Vous avez aggravé la perte de rentabilité de nos entreprises, dont le taux de marges était déjà l'un des plus faibles d'Europe. Comment penser qu'elles investiront plus en France ?

De surcroît, le taux de prélèvements obligatoires s'est élevé à 45 % en 2012, battant le record de 1999. Toujours en hausse, il atteindra 46,3 %, voire 46,4 % en 2013. Dans le programme de stabilité, le Gouvernement indique qu'il continuera d'augmenter en 2014 pour atteindre 46,5 %, alors même que Didier Migaud a estimé qu'il serait contreproductif d'augmenter encore sensiblement ce niveau.

La France est devenue médaille d'argent des prélèvements obligatoires en 2012, dépassant la Suède. Elle talonne désormais le Danemark.
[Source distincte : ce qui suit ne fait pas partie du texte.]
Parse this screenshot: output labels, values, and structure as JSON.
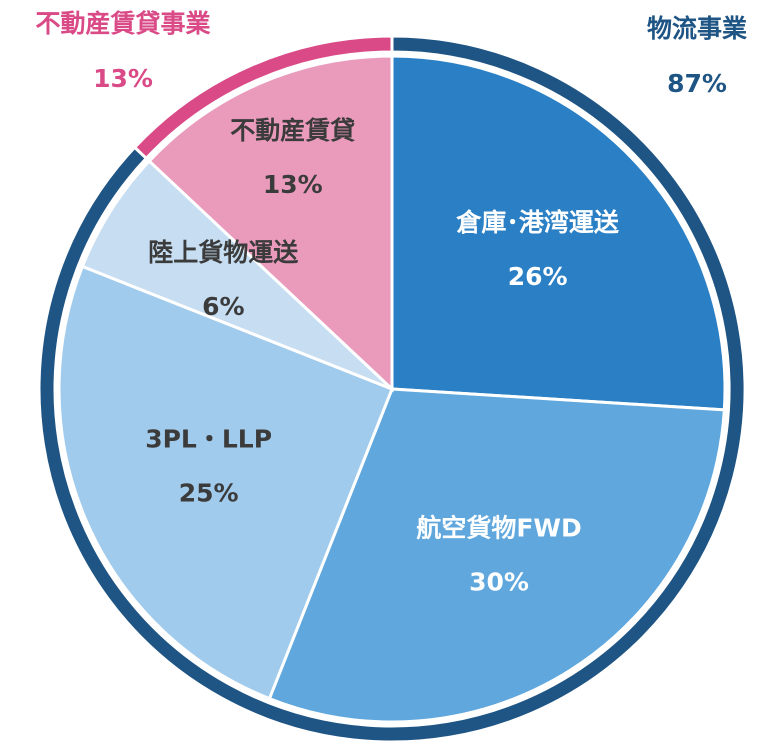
{
  "chart_data": {
    "type": "pie",
    "categories": [
      "倉庫･港湾運送",
      "航空貨物FWD",
      "3PL・LLP",
      "陸上貨物運送",
      "不動産賃貸"
    ],
    "values": [
      26,
      30,
      25,
      6,
      13
    ],
    "value_labels": [
      "26%",
      "30%",
      "25%",
      "6%",
      "13%"
    ],
    "colors": [
      "#2b80c5",
      "#5fa7dd",
      "#a1cbec",
      "#c6ddf2",
      "#ea9bbc"
    ],
    "label_colors": [
      "#ffffff",
      "#ffffff",
      "#3b3b3b",
      "#3b3b3b",
      "#3b3b3b"
    ],
    "outer": {
      "categories": [
        "物流事業",
        "不動産賃貸事業"
      ],
      "values": [
        87,
        13
      ],
      "value_labels": [
        "87%",
        "13%"
      ],
      "colors": [
        "#1f5584",
        "#d94a87"
      ]
    }
  }
}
Au rythme actuel, nous devrions remporter la médaille d'or en 2014, au plus tard en 2015. Elle vous sera décernée, messieurs les ministres.

Tout cela n'est pas sérieux, et constitue un nouveau reniement du Gouvernement qui avait pourtant promis que les impôts n'augmenteraient pas après 2013. Le Président de la République a d'ailleurs maintenu cet engagement hier matin, en promettant de ne pas « alourdir la pression fiscale des Français ». Comment croire une telle promesse alors même que la Cour des comptes et le rapporteur général du budget chiffrent les nouveaux impôts entre 12 et 14 milliards pour l'année 2014 ?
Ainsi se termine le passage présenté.